Before casting your statuettes do you have a vision of the future sculpture? Do you change or modify your original idea while working with the given material?

When working according to a conscious composition, I always see with my mind’s eye what I am going to create. However, no statuette can ever be the same as my virtual image of it. It will always turn out to be different because I correct the accidents and build new ideas into the composition throughout the process of creation.

Your oeuvre contains more versions of the same work sometimes. Why is it important for you to create versions of the same work in different styles?

I have a number of themes that I find significant enough to be rearticulated. In case f the “Mourner” for instance I had the expressive and passionate version first and years later I wished to achieve with simpler means a statuette that would have a more intensified aesthetic, intellectual and emotional air around it. The dead figure is negative while the living one is represented as a positive figure. I emphasized the feeling of pain through making edges, pointed tips and negative surfaces.

Whenever I meet your sculptures either at an exhibition or here in your studio I always seem to discover that they are different in style. Could you define traits of the trends represented by your statuettes or, as you call them, works?

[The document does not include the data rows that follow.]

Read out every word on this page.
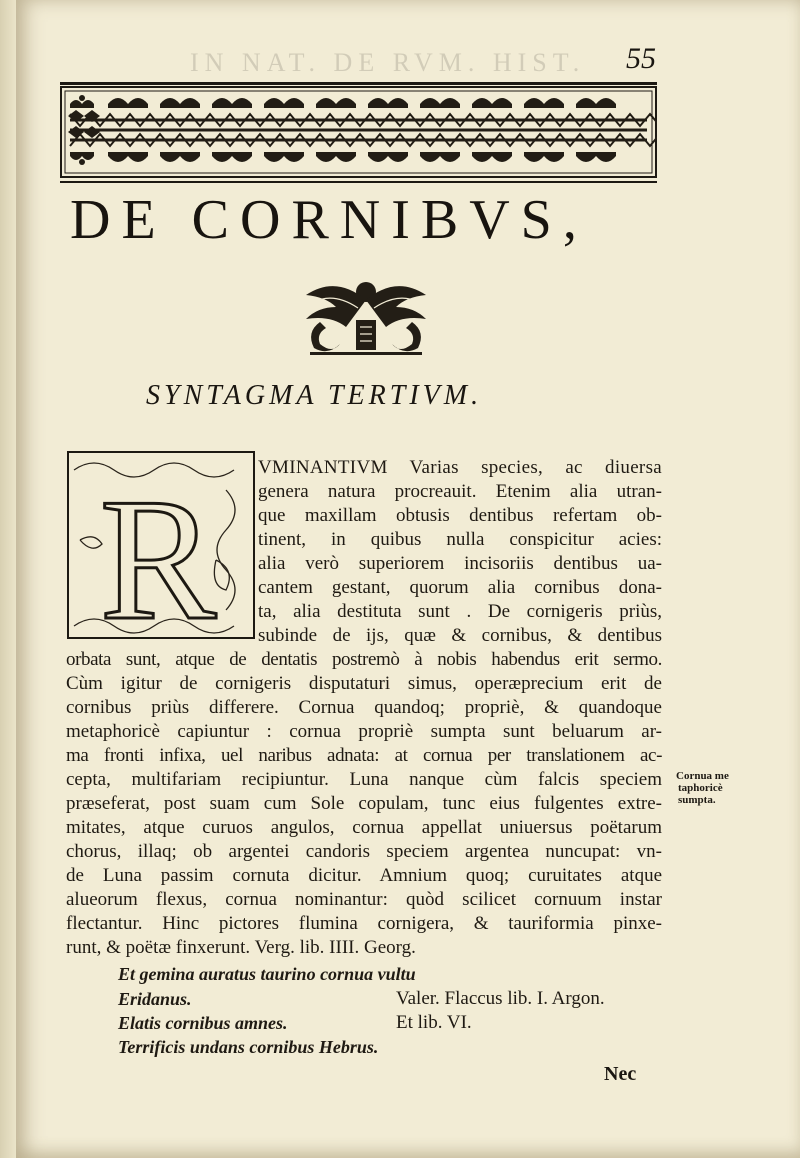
IN NAT. DE RVM. HIST.	55
DE CORNIBVS,
SYNTAGMA TERTIVM.
R VMINANTIVM Varias species, ac diuersa
genera natura procreauit. Etenim alia utran-
que maxillam obtusis dentibus refertam ob-
tinent, in quibus nulla conspicitur acies:
alia verò superiorem incisoriis dentibus ua-
cantem gestant, quorum alia cornibus dona-
ta, alia destituta sunt . De cornigeris priùs,
subinde de ijs, quæ & cornibus, & dentibus
orbata sunt, atque de dentatis postremò à nobis habendus erit sermo.
Cùm igitur de cornigeris disputaturi simus, operæprecium erit de
cornibus priùs differere. Cornua quandoq; propriè, & quandoque
metaphoricè capiuntur : cornua propriè sumpta sunt beluarum ar-
ma fronti infixa, uel naribus adnata: at cornua per translationem ac-
cepta, multifariam recipiuntur. Luna nanque cùm falcis speciem
præseferat, post suam cum Sole copulam, tunc eius fulgentes extre-
mitates, atque curuos angulos, cornua appellat uniuersus poëtarum
chorus, illaq; ob argentei candoris speciem argentea nuncupat: vn-
de Luna passim cornuta dicitur. Amnium quoq; curuitates atque
alueorum flexus, cornua nominantur: quòd scilicet cornuum instar
flectantur. Hinc pictores flumina cornigera, & tauriformia pinxe-
runt, & poëtæ finxerunt. Verg. lib. IIII. Georg.
Et gemina auratus taurino cornua vultu
Eridanus.	Valer. Flaccus lib. I. Argon.
Elatis cornibus amnes.	Et lib. VI.
Terrificis undans cornibus Hebrus.
Cornua me
taphoricè
sumpta.
Nec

There have been great changes going on in our society as well as in art over the past fifty years. A twenty-year-old lad thinks in a different way from that of a seventy-yearold man and this difference in thinking accounts for the different representations. First I started with realist and lyrical bronze sculptures but then I turned towards the representation of the thinking man and this is how those sculptures were born which seek answers for the real questions of life. Then I could get to simpler forms with a more mature system of proportion. Nowadays, my works are characterized by more and more abstract representation but I do hope that even my abstract statues are still comprehensible.

Látás 1
Gallery with statues

You mentioned the significance of emotional, intellectual and social effects working together to form the style of a statuette. Can you give examples?

It was long ago that I became conscious of the process of ruining our environment and this made me work on a thematic series, which I termed “sculptures expressing my anxiety over the environment”. These works are characterized by a hyperrealist representation of critical situations. I have a number of funny statuettes as well. I find grotesque an effective form of representation if it can criticize with a positive intention and passion at the same time.

In what way have criticisms of the exhibitions influenced your work?

Both praises and negative criticisms were of use as for me. However, I tried to be cautious about indulging in praises. I profited a lot from the criticisms of Mária Egri, Dr Anna Oelmacher Mrs Endre Ury, Gábor Pogány Ö., Béla Újvári, Tibor Wehner,
Pál Szuromi and others.

What future plans are you thinking about for sculpture?

I expressed the most essential things about human relations in my small bronzes. For three years now I have been working on themes suitable for reliefs. I have not had any opportunities yet to work on the horse as my favourite theme. To gain real insight, I “learnt the horse” for two years. This work helps me forget what I am really missing: the surrounding world being more interested in art and sculpture within.

The tendency to mistreat our environment has been strengthening for a while. Consequently, I have decided that through my works and thematic exhibitions I can draw attention to the importance of protecting our environment.